Fresh spring air flows through the eastern edges of the Palliser Triangle; snow is melting in slow layers, softening the ground beneath overwintered grass. Above, a silhouetted pair of Swainson’s hawks trace wide, silent circles. The sloughs still wear a thin sheet of ice, but water is beginning to move, collecting in low spots and disappearing into the soil. It is here that our mystery begins - whether the water will stay, whether it will pool, and whether it will fill the dugouts. If it doesn’t, and the dugouts do not recharge by early summer, there will not be enough water for the cattle — and hauling water every day for another year is the last thing anyone here wants. So, in the spring of 2025, the Mappin’s are trying something different: a towering Wyoming snow fence, constructed with assistance from RDAR’s PREP grant initiative to catch snow, hold it, and drive more runoff into the dugouts.

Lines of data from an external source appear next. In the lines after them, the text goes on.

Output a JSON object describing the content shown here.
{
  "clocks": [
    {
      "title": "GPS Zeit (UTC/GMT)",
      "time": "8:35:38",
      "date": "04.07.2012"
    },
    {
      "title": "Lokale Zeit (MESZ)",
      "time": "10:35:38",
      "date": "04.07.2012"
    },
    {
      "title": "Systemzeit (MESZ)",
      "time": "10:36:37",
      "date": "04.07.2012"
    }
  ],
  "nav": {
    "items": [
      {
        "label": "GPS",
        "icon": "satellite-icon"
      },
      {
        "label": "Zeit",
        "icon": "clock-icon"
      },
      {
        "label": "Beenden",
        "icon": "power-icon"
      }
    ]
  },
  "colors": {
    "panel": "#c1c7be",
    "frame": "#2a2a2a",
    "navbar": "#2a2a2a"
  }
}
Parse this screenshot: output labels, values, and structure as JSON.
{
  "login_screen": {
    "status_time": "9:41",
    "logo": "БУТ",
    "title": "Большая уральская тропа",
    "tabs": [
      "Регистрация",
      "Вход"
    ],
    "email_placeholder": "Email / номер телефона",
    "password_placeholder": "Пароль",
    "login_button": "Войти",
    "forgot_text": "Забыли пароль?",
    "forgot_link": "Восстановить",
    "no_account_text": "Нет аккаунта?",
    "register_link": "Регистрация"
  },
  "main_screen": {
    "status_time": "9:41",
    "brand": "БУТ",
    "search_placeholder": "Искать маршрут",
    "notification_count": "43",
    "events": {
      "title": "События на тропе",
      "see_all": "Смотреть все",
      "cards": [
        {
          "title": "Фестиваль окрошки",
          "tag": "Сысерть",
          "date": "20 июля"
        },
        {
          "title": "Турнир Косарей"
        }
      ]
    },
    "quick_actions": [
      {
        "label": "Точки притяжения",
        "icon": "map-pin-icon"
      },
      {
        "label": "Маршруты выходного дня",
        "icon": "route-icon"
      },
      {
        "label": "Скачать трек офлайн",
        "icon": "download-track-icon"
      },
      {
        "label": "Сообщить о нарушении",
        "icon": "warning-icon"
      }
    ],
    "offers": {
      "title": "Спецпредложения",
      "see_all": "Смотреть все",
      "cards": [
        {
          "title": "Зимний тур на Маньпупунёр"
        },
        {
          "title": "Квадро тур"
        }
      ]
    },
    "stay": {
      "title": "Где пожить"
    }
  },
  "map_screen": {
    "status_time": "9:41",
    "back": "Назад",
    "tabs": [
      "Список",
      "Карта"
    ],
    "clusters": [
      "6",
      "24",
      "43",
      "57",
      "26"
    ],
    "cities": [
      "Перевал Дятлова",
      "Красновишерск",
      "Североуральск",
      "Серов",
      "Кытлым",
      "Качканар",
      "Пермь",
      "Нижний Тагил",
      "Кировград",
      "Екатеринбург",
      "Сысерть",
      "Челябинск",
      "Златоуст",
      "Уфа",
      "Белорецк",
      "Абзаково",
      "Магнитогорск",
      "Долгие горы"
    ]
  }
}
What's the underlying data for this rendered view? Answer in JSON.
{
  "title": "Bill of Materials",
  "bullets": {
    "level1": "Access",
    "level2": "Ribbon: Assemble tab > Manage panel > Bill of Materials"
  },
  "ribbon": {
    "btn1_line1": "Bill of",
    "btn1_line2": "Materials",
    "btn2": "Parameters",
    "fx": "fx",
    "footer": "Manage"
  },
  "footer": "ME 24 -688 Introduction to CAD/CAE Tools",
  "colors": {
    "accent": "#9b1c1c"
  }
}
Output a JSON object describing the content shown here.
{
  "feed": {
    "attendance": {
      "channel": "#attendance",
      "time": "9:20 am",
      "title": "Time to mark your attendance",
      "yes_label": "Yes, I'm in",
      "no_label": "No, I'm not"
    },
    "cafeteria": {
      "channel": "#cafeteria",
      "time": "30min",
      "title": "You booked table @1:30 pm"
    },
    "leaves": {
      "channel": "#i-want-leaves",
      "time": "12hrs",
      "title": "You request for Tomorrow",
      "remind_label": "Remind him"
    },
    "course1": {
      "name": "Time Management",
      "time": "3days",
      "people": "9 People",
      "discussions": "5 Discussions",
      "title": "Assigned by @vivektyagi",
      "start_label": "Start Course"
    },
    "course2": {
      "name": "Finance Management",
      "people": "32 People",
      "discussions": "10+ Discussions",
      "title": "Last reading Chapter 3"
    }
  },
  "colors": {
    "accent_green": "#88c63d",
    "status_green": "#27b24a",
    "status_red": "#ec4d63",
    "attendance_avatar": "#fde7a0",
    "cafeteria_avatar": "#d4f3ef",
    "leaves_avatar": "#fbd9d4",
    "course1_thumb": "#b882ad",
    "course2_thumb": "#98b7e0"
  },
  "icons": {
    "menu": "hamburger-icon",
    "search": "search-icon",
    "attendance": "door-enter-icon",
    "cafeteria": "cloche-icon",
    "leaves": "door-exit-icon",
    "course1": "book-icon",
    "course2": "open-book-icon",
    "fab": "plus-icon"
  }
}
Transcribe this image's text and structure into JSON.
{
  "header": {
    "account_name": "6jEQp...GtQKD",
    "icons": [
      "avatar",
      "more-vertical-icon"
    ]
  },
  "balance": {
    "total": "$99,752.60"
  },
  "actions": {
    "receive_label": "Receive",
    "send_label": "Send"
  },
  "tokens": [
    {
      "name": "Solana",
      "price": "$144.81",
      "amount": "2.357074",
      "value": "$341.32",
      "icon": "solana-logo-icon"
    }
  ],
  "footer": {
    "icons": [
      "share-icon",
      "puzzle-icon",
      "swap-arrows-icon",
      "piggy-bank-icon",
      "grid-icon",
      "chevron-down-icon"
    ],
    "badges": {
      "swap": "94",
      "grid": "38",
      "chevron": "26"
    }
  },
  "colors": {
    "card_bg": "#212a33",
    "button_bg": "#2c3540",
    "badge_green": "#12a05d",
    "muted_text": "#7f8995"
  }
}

Brad and Terri Mappin run a 3,300-acre cattle and forage operation just outside Byemoor, Alberta. They call themselves grass farmers first, cattle are just how they harvest what the land grows. Their grazing system is built around movement, rotating animals as much as possible to give pastures time to rest and recover. It has helped keep their grass and soil healthy and their feed bills manageable, but it only works if water is available and nearby, and over the past few years that has become harder to guarantee. The Mappin’s have watched their dugouts dry up, their winter water supply shrink, and the cost of hauling water rise. “We have been hauling water to cows for the last three or four years,” Terri says. “By the time we hit last fall, out of 26 dugouts, there were three that had water in them.” Each truck load holds 6,500 gallons from a fill in town and costs more than $120, not including fuel, equipment wear, or the three hours it takes out of their day. That’s in winter, on hot summer days when the cattle drink more, the hauling increases.

The inspiration for the Wyoming fence came in summer 2024, at RDAR’s annual Round-Up event in Cremona, AB. The Mappin’s were speaking on how drought had impacted their operation, when RDAR’s VP, Research, Clinton Dobson approached them with an idea. “We hadn’t heard of Wyoming fence,” Terri says. “We came home, started doing some research, and decided to give it a whirl.” They applied to PREP and built four fences (two at eight feet high, two at twelve) to test how fence height affects snow accumulation. The Wyoming fence concept is simple: slow the wind, hold the snow, and increase the chances of spring runoff making it into the dugouts. The Mappin’s see it as an experiment, but one they are hoping will pay off.